Black Enterprise magazine founder, renowned publisher and business titan Earl G. Graves, Sr. created a media hub of information and advocacy that inspired four generations of African American leaders. On April 6, 2020, associates and fans around the world took to social media to share the devastating news of Graves passing after succumbing to a long battle with Alzheimer’s.
For decades, Graves cultivated the success of African American leaders and built a platform for entrepreneurs to share their stories that might have been ignored by mainstream media. As the former chairman and CEO of Pepsi-Cola of Washington D.C., he spearheaded the largest minority-controlled Pepsi-Cola franchise in the U.S.
Raised in Brooklyn, New York, to West Indian immigrants, Graves always found ways to make money. At the age of six, he sold Christmas cards to his neighbors. While he attended Morgan State University, he held two jobs. In 1957, when Graves graduated with a bachelor’s degree in economics, he felt the need to do more. However, due to the adversity and hardships of finding a job in corporate America as a minority, Graves struggled to fit in. He happened to write a letter to the Democratic National Committee (DNC) and soon found himself volunteering for the 1964 presidential campaign. His work there landed him a permanent role as the administrative assistant for President Robert F. Kennedy until Kennedy’s assassination in 1968.
CATHY J. HOOD»
The knowledge, power and wealth Graves experienced during his time at the White House, stayed with him through his professional career. He felt compelled to share with others what he had experienced. In 1970, Graves published the first full-fledged African American publication and birthed what we all know today as the Black Enterprise magazine. It took Graves years convincing corporate America that minorities could be business leaders. Despite such challenges, Black Enterprise turned profitable by its tenth issue, becoming the premier resource for entrepreneurs, small businesses, and financial content for all Americans.
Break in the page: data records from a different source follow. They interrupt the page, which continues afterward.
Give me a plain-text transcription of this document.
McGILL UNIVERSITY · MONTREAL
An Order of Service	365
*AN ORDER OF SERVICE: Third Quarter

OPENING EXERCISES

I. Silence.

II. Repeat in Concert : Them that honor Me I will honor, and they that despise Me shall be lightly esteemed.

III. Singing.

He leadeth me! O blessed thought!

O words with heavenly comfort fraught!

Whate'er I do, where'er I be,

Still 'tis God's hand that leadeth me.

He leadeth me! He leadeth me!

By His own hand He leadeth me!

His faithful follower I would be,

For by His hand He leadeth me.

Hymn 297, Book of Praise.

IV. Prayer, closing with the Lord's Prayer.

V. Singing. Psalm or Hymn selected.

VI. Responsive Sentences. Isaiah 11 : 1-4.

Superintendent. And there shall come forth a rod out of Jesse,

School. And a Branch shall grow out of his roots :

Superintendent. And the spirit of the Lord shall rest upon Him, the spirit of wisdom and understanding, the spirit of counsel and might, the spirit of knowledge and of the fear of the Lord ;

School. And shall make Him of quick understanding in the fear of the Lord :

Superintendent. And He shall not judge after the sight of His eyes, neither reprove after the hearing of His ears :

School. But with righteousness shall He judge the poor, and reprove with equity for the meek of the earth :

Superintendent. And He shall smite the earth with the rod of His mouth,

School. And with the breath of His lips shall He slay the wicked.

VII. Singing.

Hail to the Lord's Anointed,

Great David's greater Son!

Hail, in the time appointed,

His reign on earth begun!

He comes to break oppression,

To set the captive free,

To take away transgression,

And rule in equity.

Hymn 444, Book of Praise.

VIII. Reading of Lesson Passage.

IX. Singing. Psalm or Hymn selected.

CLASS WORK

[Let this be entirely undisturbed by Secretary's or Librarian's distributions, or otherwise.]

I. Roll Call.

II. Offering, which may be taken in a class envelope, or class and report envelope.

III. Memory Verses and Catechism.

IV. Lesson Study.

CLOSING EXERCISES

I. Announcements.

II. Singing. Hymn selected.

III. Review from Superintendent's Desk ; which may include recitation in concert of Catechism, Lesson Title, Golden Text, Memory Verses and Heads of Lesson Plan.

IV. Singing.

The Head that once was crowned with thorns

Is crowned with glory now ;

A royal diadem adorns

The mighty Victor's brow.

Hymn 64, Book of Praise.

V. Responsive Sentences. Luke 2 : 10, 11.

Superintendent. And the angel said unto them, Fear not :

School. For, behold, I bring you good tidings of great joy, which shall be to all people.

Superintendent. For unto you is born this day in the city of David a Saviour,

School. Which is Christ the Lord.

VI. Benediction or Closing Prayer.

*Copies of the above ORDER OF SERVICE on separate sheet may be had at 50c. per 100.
“The premise of the magazine is to say to African Americans that you too can have a piece of the economic action of this country,” Graves once said in an interview. Because of his work, Fortune magazine named him one of the 50 most powerful and influential African Americans in corporate America. In 2007, Graves was inducted into the U.S. Business Hall of Fame for his contribution to enriching the economy and for inspiring young leaders to pursue careers in business and finance.
Today, Black Enterprise is one of the largest multimedia companies in the world. It has become an essential news hub of how-to information for business executives, entrepreneurs, and decision-makers. During his time, Graves was the most compelling voice behind the evolution of minority-operated businesses. He provided real economic opportunities to the underserved communities, ushered in a new era of talent and kickstarted the business careers of many.
Earl G. Graves Sr. will forever be the Godfather of Black Enterprise.